Starting a business in New York often requires a decent amount of time and money. You have to worry about things your never had to as a W-2 employee: payroll taxes, sales tax, payroll, cash flow, inventory, hiring staff and insurance just to name a few. In the flurry of ramping up, if you plan to hire any employees, one thing you do not want to forget is to secure the required amount workers’ compensation insurance.
What is it:
Workers’ Compensation insurance provides benefits to employees that suffer work related injuries. In most cases, the only way you can recover damages from your employer for work related injuries is through the workers’ compensation law; employees in all 50 states and federal employees are covered under this law. Workers’ Compensation claims do not allow employees to recover for punitive damages. Instead, they’re generally determined by the percentage of your wages.
Where can you get it:
There are an abundance of insurance companies that can sell you a workers’ compensation insurance. You can do a google search and see many different insurance companies or purchase it from the New York State Insurance Fund. An insurance broker can go over rates and answer any questions you may have. This is an essential step if you wish to hire employees.

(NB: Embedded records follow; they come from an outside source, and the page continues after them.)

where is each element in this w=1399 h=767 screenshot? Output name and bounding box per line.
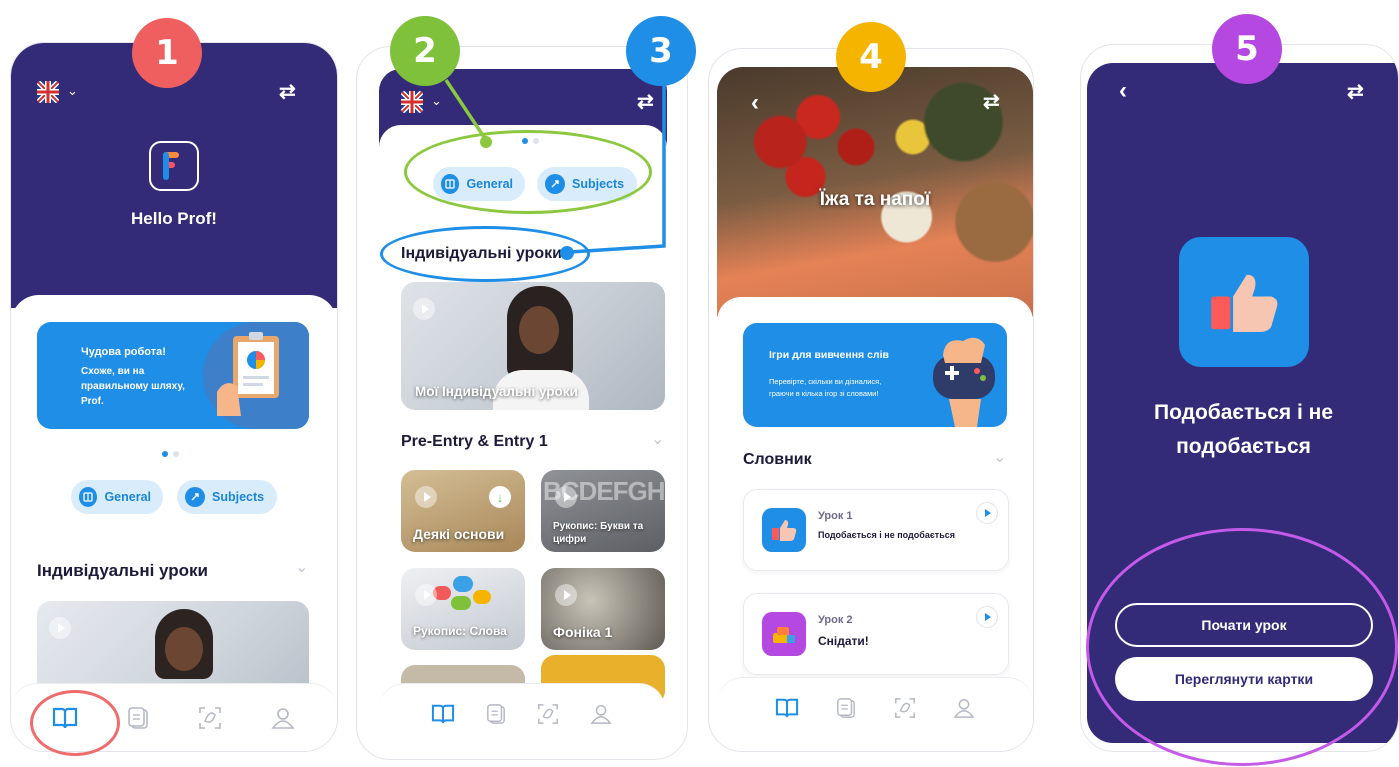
- lesson-name: Снідати!: [818, 634, 869, 648]
- lesson-row[interactable]: Урок 2 Снідати!: [743, 593, 1009, 675]
- flashcards-icon[interactable]: [832, 694, 860, 722]
- step-badge-5: 5: [1212, 14, 1282, 84]
- step-badge-1: 1: [132, 18, 202, 88]
- section-title: Словник: [743, 451, 812, 468]
- step-badge-2: 2: [390, 16, 460, 86]
- swap-arrows-icon[interactable]: ⇄: [983, 89, 1000, 114]
- chevron-down-icon[interactable]: ⌄: [993, 447, 1006, 467]
- step-badge-4: 4: [836, 22, 906, 92]
- food-hero-image: ‹ ⇄ Їжа та напої: [717, 67, 1033, 317]
- lesson-name: Подобається і не подобається: [818, 530, 955, 540]
- gamepad-illustration: [919, 333, 1007, 427]
- play-circle-icon[interactable]: [976, 606, 998, 628]
- lesson-title-line: подобається: [1176, 435, 1311, 458]
- step-badge-3: 3: [626, 16, 696, 86]
- buttons-highlight-oval: [1086, 528, 1398, 766]
- scan-icon[interactable]: [891, 694, 919, 722]
- lesson-label: Урок 1: [818, 510, 853, 522]
- swap-arrows-icon[interactable]: ⇄: [1347, 79, 1364, 104]
- section-title-highlight-oval: [380, 226, 590, 282]
- lesson-label: Урок 2: [818, 614, 853, 626]
- breakfast-icon: [762, 612, 806, 656]
- banner-title: Ігри для вивчення слів: [769, 349, 889, 361]
- bottom-nav: [717, 677, 1033, 737]
- lesson-title-line: Подобається і не: [1153, 401, 1334, 424]
- profile-icon[interactable]: [950, 694, 978, 722]
- phone-screen-3: ‹ ⇄ Їжа та напої Ігри для вивчення слів …: [708, 48, 1034, 752]
- lesson-row[interactable]: Урок 1 Подобається і не подобається: [743, 489, 1009, 571]
- lesson-thumbs-up-icon: [1179, 237, 1309, 367]
- banner-line: граючи в кілька ігор зі словами!: [769, 389, 879, 398]
- word-games-banner[interactable]: Ігри для вивчення слів Перевірте, скільк…: [743, 323, 1007, 427]
- thumbs-up-icon: [762, 508, 806, 552]
- play-circle-icon[interactable]: [976, 502, 998, 524]
- screen-title: Їжа та напої: [819, 189, 931, 210]
- lessons-book-icon[interactable]: [773, 694, 801, 722]
- back-chevron-icon[interactable]: ‹: [1119, 77, 1127, 105]
- banner-line: Перевірте, скільки ви дізналися,: [769, 377, 882, 386]
- back-chevron-icon[interactable]: ‹: [751, 89, 759, 117]
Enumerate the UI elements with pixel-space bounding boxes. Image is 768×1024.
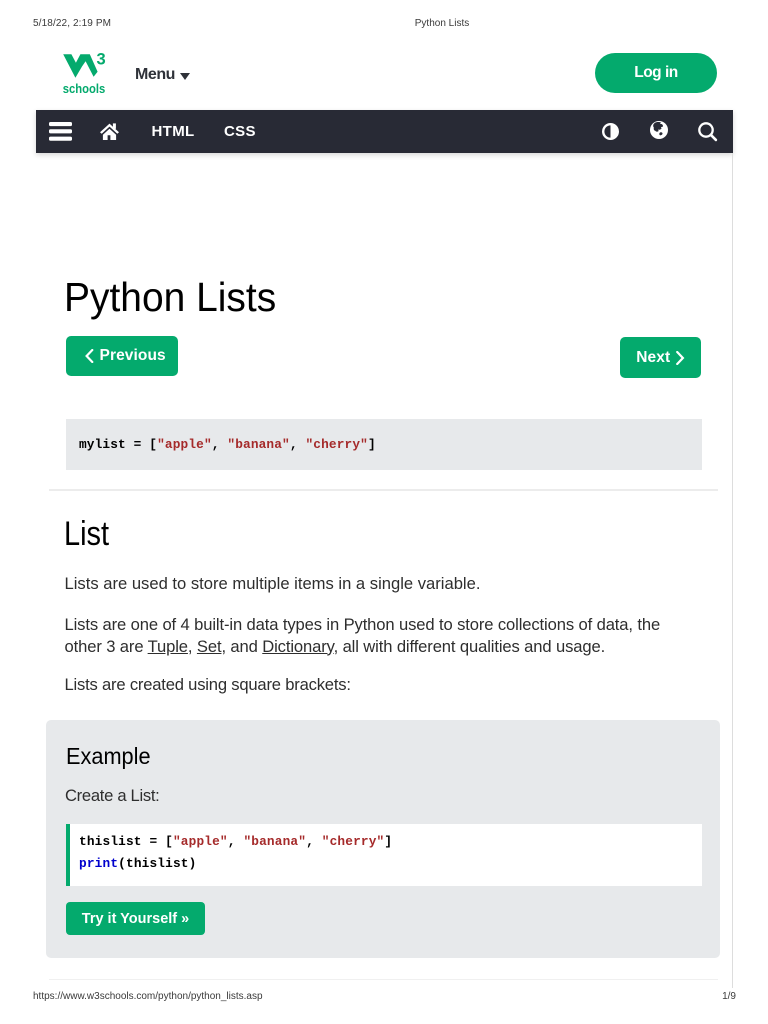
svg-text:schools: schools [63,81,106,96]
svg-text:3: 3 [97,53,106,69]
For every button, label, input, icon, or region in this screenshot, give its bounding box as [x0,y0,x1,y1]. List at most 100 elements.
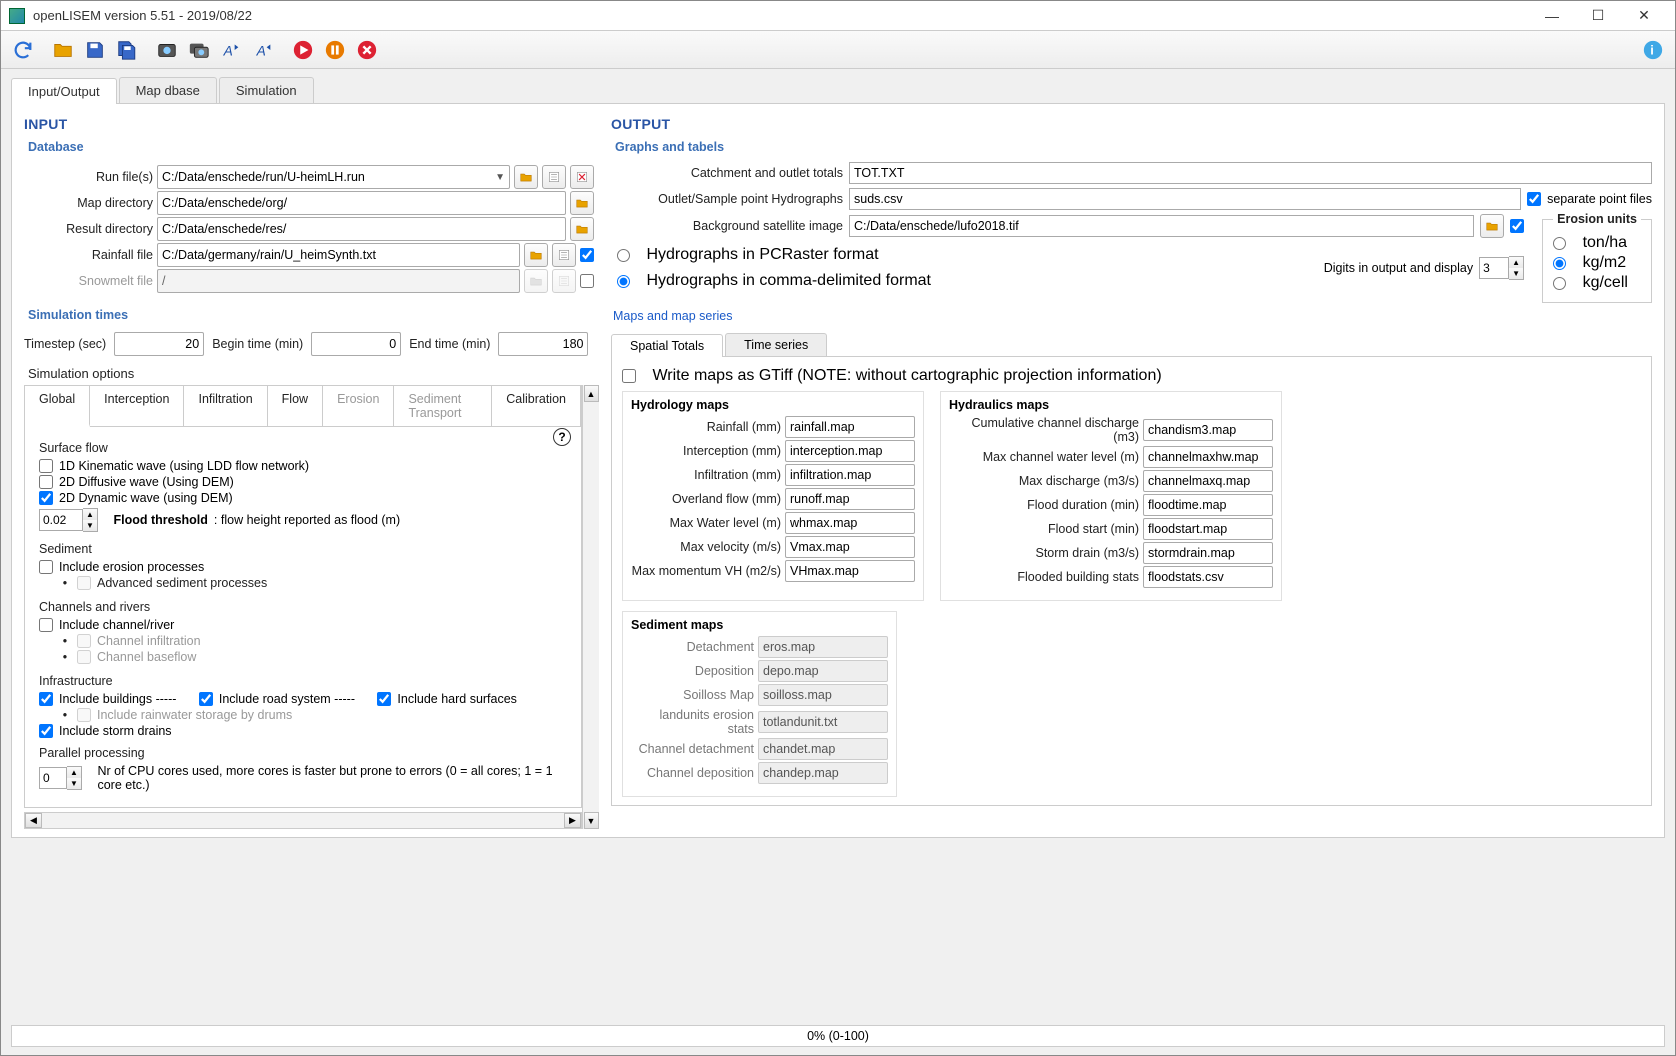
screenshot-icon[interactable] [153,36,181,64]
map-input[interactable] [1143,518,1273,540]
runfiles-remove-button[interactable] [570,165,594,189]
map-input[interactable] [1143,470,1273,492]
map-input[interactable] [785,536,915,558]
rainfall-label: Rainfall file [29,248,153,262]
kgm2-label: kg/m2 [1583,254,1627,272]
help-icon[interactable]: ? [553,428,571,446]
map-input[interactable] [785,464,915,486]
scroll-left-icon[interactable]: ◀ [25,813,42,828]
diffusive-checkbox[interactable] [39,475,53,489]
open-icon[interactable] [49,36,77,64]
screenshot-multi-icon[interactable] [185,36,213,64]
save-as-icon[interactable] [113,36,141,64]
optab-interception[interactable]: Interception [90,386,184,426]
tab-input-output[interactable]: Input/Output [11,78,117,104]
bg-checkbox[interactable] [1510,219,1524,233]
run-icon[interactable] [289,36,317,64]
spin-up-icon[interactable]: ▲ [1509,257,1523,268]
cores-spinner[interactable]: ▲▼ [39,766,82,790]
map-input[interactable] [785,416,915,438]
optab-global[interactable]: Global [25,386,90,427]
roads-checkbox[interactable] [199,692,213,706]
stop-icon[interactable] [353,36,381,64]
seppoints-checkbox[interactable] [1527,192,1541,206]
hscrollbar[interactable]: ◀ ▶ [24,812,582,829]
bg-browse-button[interactable] [1480,214,1504,238]
runfiles-list-button[interactable] [542,165,566,189]
runfiles-combo[interactable]: C:/Data/enschede/run/U-heimLH.run▼ [157,165,510,189]
font-reset-icon[interactable]: A [217,36,245,64]
flood-threshold-spinner[interactable]: ▲▼ [39,508,98,532]
vscrollbar[interactable]: ▲ ▼ [582,385,599,829]
outlet-input[interactable] [849,188,1521,210]
optab-calibration[interactable]: Calibration [492,386,581,426]
maps-series-link[interactable]: Maps and map series [613,309,1652,323]
digits-spinner[interactable]: ▲▼ [1479,256,1524,280]
resultdir-input[interactable] [157,217,566,241]
spin-up-icon[interactable]: ▲ [83,509,97,520]
endtime-input[interactable] [498,332,588,356]
gtiff-checkbox[interactable] [622,369,636,383]
tab-map-dbase[interactable]: Map dbase [119,77,217,103]
optab-infiltration[interactable]: Infiltration [184,386,267,426]
flood-threshold-value[interactable] [39,509,83,531]
rainfall-checkbox[interactable] [580,248,594,262]
buildings-checkbox[interactable] [39,692,53,706]
cores-value[interactable] [39,767,67,789]
refresh-icon[interactable] [9,36,37,64]
scroll-right-icon[interactable]: ▶ [564,813,581,828]
tab-spatial-totals[interactable]: Spatial Totals [611,334,723,357]
kinematic-checkbox[interactable] [39,459,53,473]
timestep-input[interactable] [114,332,204,356]
mapdir-input[interactable] [157,191,566,215]
mapdir-browse-button[interactable] [570,191,594,215]
tonha-radio[interactable] [1553,237,1566,250]
catch-input[interactable] [849,162,1652,184]
spin-down-icon[interactable]: ▼ [67,778,81,789]
optab-flow[interactable]: Flow [268,386,323,426]
bg-input[interactable] [849,215,1474,237]
csv-radio[interactable] [617,275,630,288]
spin-up-icon[interactable]: ▲ [67,767,81,778]
pause-icon[interactable] [321,36,349,64]
snowmelt-checkbox[interactable] [580,274,594,288]
pcraster-radio[interactable] [617,249,630,262]
minimize-button[interactable]: — [1529,1,1575,30]
erosion-checkbox[interactable] [39,560,53,574]
scroll-down-icon[interactable]: ▼ [584,812,599,829]
map-input[interactable] [1143,566,1273,588]
spin-down-icon[interactable]: ▼ [83,520,97,531]
storm-checkbox[interactable] [39,724,53,738]
spin-down-icon[interactable]: ▼ [1509,268,1523,279]
rainfall-browse-button[interactable] [524,243,548,267]
map-input[interactable] [1143,542,1273,564]
rainfall-input[interactable] [157,243,520,267]
tab-simulation[interactable]: Simulation [219,77,314,103]
hard-checkbox[interactable] [377,692,391,706]
close-button[interactable]: ✕ [1621,1,1667,30]
digits-value[interactable] [1479,257,1509,279]
font-small-icon[interactable]: A [249,36,277,64]
maximize-button[interactable]: ☐ [1575,1,1621,30]
kgm2-radio[interactable] [1553,257,1566,270]
scroll-up-icon[interactable]: ▲ [584,385,599,402]
map-input[interactable] [1143,419,1273,441]
rainfall-list-button[interactable] [552,243,576,267]
map-input[interactable] [785,560,915,582]
info-icon[interactable]: i [1639,36,1667,64]
dynamic-checkbox[interactable] [39,491,53,505]
resultdir-browse-button[interactable] [570,217,594,241]
channel-checkbox[interactable] [39,618,53,632]
csv-label: Hydrographs in comma-delimited format [646,272,931,290]
map-input[interactable] [785,512,915,534]
map-row: Max Water level (m) [631,512,915,534]
runfiles-browse-button[interactable] [514,165,538,189]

What happens if you do not secure Workers’ Compensation Insurance:
If you have employees in the state of New York, you are legally required to secure Workers’ Compensation Insurance. Employers that fail to purchase such insurance are subject to fines and even criminal charges. In New York, an employer’s failure to secure workers’ compensation insurance can result in criminal charges, fines ranging from $1,000 to $50,000 and civil penalties of $2,000 for each 10-day period of non-compliance. This can all be avoided by purchasing the requisite amount of workers’ compensation insurance. For the sake of your sanity, if you have employees and have not already done so, please secure workers’ compensation insurance so you can focus on running your business and less time on administrative hearings.